Bintang hip metal saat itu adalah Limp Bizkit, bahkan topi bisbol merah dan hitam Fred Durst menjamur di Palembang, baik yang imitasi maupun yang berbandrol di atas seratus ribu. Meski aku suka tapi aku tidak membelinya. Aku bukan tipikal pengikut tren, tapi pembuat tren sendiri. Gayaku tidak mau meniru gaya umum, tapi anehnya tidak mau ditiru oleh orang lain. Obesesiku adalah memiliki penampilan yang hanya aku sendiri yang memilikinya di sekitarku.

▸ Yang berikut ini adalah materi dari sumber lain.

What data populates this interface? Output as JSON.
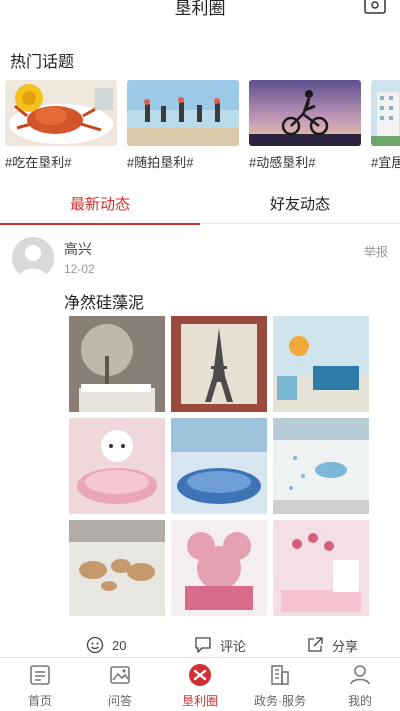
{
  "header": {
    "title": "垦利圈",
    "message_icon": "message-icon"
  },
  "hot_topics": {
    "title": "热门话题",
    "items": [
      {
        "label": "#吃在垦利#",
        "icon": "crab-food-image"
      },
      {
        "label": "#随拍垦利#",
        "icon": "beach-people-image"
      },
      {
        "label": "#动感垦利#",
        "icon": "cyclist-sunset-image"
      },
      {
        "label": "#宜居",
        "icon": "building-image"
      }
    ]
  },
  "tabs": {
    "active": "最新动态",
    "inactive": "好友动态"
  },
  "post": {
    "username": "高兴",
    "date": "12-02",
    "report": "举报",
    "text": "净然硅藻泥",
    "images": [
      "tree-mural-room",
      "eiffel-tower-wall",
      "kids-room",
      "hello-kitty-bedroom",
      "blue-round-bed",
      "whale-wall",
      "world-map-wall",
      "mickey-bedroom",
      "pink-kids-room"
    ],
    "actions": {
      "likes": "20",
      "comment": "评论",
      "share": "分享"
    }
  },
  "bottom_nav": [
    {
      "label": "首页",
      "icon": "home-icon"
    },
    {
      "label": "问答",
      "icon": "qa-icon"
    },
    {
      "label": "垦利圈",
      "icon": "circle-icon"
    },
    {
      "label": "政务·服务",
      "icon": "gov-building-icon"
    },
    {
      "label": "我的",
      "icon": "profile-icon"
    }
  ],
  "colors": {
    "accent": "#d32f2f"
  }
}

Limp Bizkit seolah menjadi raja musik rock dunia. Seniornya, KoRn, yang vokalisnya [Jonathan Davis] selalu tampil berkostum adat Skotlandia—memakai kilt, rok merah bermotif kotak-kotak besar seukuran lutut, kaos kaki putih selutut juga, dan sekali-kali meniupkan bagpipes khas alat musik bangsa Braveheart itu, Skotlandia—dan jadi band rock termahal di dunia pun tergeser popularitasnya.